On Wednesday, March 16, Mr. Suzuki prepared a bento menu of healthy Japanese foods and 100 percent of the restaurant’s profits that day were to be sent to relief agencies working in Japan.
Meanwhile, a Southold family was relieved to hear by e-mail from a friend in Japan that she and her family were safe.
Back in the mid-1980s, John and Anne Aicher welcomed Miki Okatake into their home for six weeks so that she could prepare for a job in the hospitality industry, familiarizing herself with American idioms and customs.
“She was a pure delight,” Mr. Aicher said. He described Ms. Okatake as “pretty and fun.” She returned to Japan to pursue her career, but the Aichers have corresponded with her and had her back to visit a couple of times.

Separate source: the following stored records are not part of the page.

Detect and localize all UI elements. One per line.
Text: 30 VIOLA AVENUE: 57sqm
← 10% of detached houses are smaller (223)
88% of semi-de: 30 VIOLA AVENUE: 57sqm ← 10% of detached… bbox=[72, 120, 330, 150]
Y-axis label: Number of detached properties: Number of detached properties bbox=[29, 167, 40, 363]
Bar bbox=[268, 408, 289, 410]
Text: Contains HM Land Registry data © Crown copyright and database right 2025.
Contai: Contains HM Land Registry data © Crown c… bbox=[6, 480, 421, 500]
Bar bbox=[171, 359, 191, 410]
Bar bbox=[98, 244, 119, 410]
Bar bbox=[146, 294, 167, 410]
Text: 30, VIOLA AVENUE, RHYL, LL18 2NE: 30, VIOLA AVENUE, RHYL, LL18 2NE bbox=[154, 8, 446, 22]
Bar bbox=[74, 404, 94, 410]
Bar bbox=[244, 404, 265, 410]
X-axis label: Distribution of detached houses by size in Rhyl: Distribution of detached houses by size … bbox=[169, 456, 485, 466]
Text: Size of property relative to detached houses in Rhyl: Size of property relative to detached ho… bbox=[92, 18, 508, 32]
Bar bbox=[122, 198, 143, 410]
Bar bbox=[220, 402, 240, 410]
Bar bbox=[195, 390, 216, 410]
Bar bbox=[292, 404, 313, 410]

“She’s always been a very special part of our lives,” Mr. Aicher said.
He and his wife were relieved to receive an e-mail from Ms. Okatake saying that she and her family are all safe. Although her husband works in Sendai, which was largely destroyed by the earthquake and tsunami, she reported that he, too, is safe.
“We had a power cut after the earthquake,” Ms. Okatake wrote. She was alone at home and described it as “scary. I hurried on my way to school to see my kids,” she said.
“We spent a scary night with only a radio and some flashlights,” she wrote. Her cell phone batteries were dead. The next morning, power was back and she was able to watch television and learn that damage in her area was minimal. Her husband was in a safe building in Sendai, she wrote, but had little to eat.